1.     Entorna – verte, derrama.

2.    Esfera – Terra.

3.    Viridente – verdejante, viçoso.

4.    Saturno: personificação mitológica do Tempo. O deus romano Saturno refugiou-se no Lácio, onde fez florescer a idade de ouro, transmitindo ao Homem os segredos da agricultura.

5.    Folgando – brincando, divertindo-se.

6.    Lograram – conseguiram.

7.     Incender – incendiar, atear, inflamar, abrasar.

8.    Quimera – ilusão, sonho, fantasia, coisa resultante da imaginação.

9.    Alfombra – erva, tapete de verdura, chão arrelvado.




Questionário sobre a leitura do Soneto 98 de Shakespeare.

1. No Soneto 98 de Shakespeare, o sujeito poético recorda um acontecimento da sua vida. Indica de que acontecimento se trata. Esclarece também por que razão é expressiva a antítese entre esse acontecimento e a estação do ano em que tal ocorreu.

2. Refere a forma como a Natureza é caracterizada nas três primeiras estrofes e identifica o recurso expressivo presente nessa caracterização.

3. Justifica a utilização do advérbio “porém”, no verso 7.

4. Apresenta a forma como o sujeito poético vê a natureza na terceira estrofe, justificando a sua perceção.

5. Refere o recurso expressivo presente na expressão “Par’cia inverno” e justifica esta afirmação final.

6. Identifica o tema do texto.

 

Correção:

1. O sujeito poético recorda que a separação da mulher amada ocorreu na estação do ano menos prevista, visto que a primavera é frequentemente associada ao impulso da vida, ao início de um ciclo de prosperidade e, por conseguinte, à vida amorosa que também deve florescer e crescer dentro de nós.

2. Através da personificação do mês de abril, o sujeito poético realça uma natureza alegre, luminosa, dinâmica, verdejante, despreocupada e brincalhona.

3. O advérbio conetivo «porém», usado no início do verso 7, marca um contraste entre a realidade descrita atrás, associada à felicidade, e o que sucedeu ao sujeito poético, relacionado com a tristeza e a deceção.

4. A natureza não tem beleza para o sujeito lírico: os lírios não têm a brancura normal e o vermelho das rosas era ténue.

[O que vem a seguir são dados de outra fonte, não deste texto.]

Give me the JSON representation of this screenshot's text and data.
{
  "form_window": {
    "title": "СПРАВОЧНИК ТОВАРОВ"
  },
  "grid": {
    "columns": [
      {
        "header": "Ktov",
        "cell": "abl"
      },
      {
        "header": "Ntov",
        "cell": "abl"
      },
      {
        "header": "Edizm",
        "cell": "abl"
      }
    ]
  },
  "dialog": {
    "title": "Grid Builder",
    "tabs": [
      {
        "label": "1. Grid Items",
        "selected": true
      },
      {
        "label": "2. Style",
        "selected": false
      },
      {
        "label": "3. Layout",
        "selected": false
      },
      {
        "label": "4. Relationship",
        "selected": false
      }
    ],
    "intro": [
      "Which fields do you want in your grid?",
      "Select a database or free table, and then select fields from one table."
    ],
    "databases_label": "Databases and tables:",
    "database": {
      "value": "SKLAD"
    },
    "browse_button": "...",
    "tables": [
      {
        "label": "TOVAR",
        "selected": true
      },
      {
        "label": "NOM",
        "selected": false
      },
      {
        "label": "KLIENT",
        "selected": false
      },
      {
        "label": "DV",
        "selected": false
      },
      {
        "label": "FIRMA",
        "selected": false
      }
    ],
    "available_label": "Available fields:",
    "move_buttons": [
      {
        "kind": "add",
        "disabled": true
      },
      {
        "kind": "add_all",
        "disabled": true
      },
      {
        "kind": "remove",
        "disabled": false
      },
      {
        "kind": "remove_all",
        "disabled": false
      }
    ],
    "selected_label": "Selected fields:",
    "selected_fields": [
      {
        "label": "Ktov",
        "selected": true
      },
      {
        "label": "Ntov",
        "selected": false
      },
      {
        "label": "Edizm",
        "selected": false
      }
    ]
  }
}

A natureza é vista desta forma porque o sujeito lírico não está perto da mulher amada, que é para ele o modelo em que a natureza se inspira para ser bela. A natureza reflete os sentimentos do sujeito lírico.

5. Ao utilizar a comparação, o sujeito lírico sente que vive no inverno, porque não consegue sentir-se em sintonia com a primavera e mesmo o que a natureza ainda possui de belo só poderá ser, para ele, uma sombra da beleza da mulher amada.

6. O tema do poema é sobre os efeitos que a separação da amada provocam no sujeito poético.

 

Bibliografia:

Conto Contigo 8, Conceição Monteiro Neto et al. Porto, Areal Editores, 2013.

Contos & Recontos 8, Carla Marques e Inês Silva. Lisboa, ASA, 2014.

P8, Ana Santiago e Sofia Paixão. Lisboa, Texto Editores, 2014 (2.ª ed.).

(Para)textos 8, Ana Paiva et al. Porto, Porto Editora, 2014.